Frantz Fanon: The Wretched of the Earth
23. November 2009 13:12
The withering away of the reality of the nation and the death-pangs of the national culture are linked to each other in mutual dependences. This is why it is of capital importance to follow the evolution of these relations during the struggle for national freedom. The negation of the native's culture, the contempt for any manifestation of culture whether active or emotional and the placing outside the pale of all specialised branches of organisation contribute to breed aggressive patterns of conduct in the native. But these patterns of conduct are of the reflexive type; they are poorly differentiated, anarchic and ineffective.
International events, the collapse of whole sections of colonial empires and the contradictions inherent in the colonial system strengthen and uphold the native's combativity while promoting and giving support to national consciousness.
Culture is first the expression of a nation, the expression of its preferences, of its taboos and of its patterns.
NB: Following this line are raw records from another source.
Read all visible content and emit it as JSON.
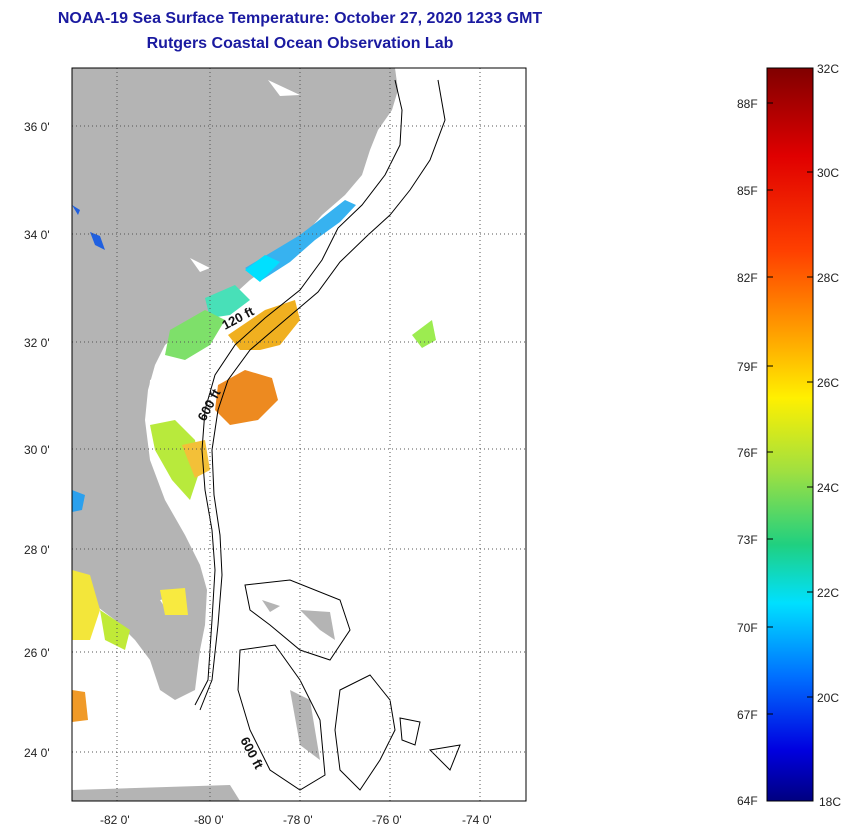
{
  "title": "NOAA-19 Sea Surface Temperature:  October 27, 2020 1233 GMT",
  "subtitle": "Rutgers Coastal Ocean Observation Lab",
  "map": {
    "lon_ticks": [
      "-82 0'",
      "-80 0'",
      "-78 0'",
      "-76 0'",
      "-74 0'"
    ],
    "lat_ticks": [
      "36 0'",
      "34 0'",
      "32 0'",
      "30 0'",
      "28 0'",
      "26 0'",
      "24 0'"
    ],
    "contour_labels": [
      "120 ft",
      "600 ft",
      "600 ft"
    ],
    "colors": {
      "land": "#b4b4b4",
      "ocean_nodata": "#ffffff",
      "grid": "#555555"
    }
  },
  "colorbar": {
    "fahrenheit": [
      "88F",
      "85F",
      "82F",
      "79F",
      "76F",
      "73F",
      "70F",
      "67F",
      "64F"
    ],
    "celsius": [
      "32C",
      "30C",
      "28C",
      "26C",
      "24C",
      "22C",
      "20C",
      "18C"
    ],
    "range_c": [
      18,
      32
    ]
  }
}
It is at every stage of the whole of society that other taboos, values and patterns are formed. A national culture is the sum total of all these appraisals; it is the result of internal and external extensions exerted oversociety as a whole and also at every level of that society.
The nation is not only the condition of culture, its fruitfulness, its continuous renewal, and its deepening. It is also a necessity. It is the fight for national existence which sets culture moving and opens to it the doors of creation.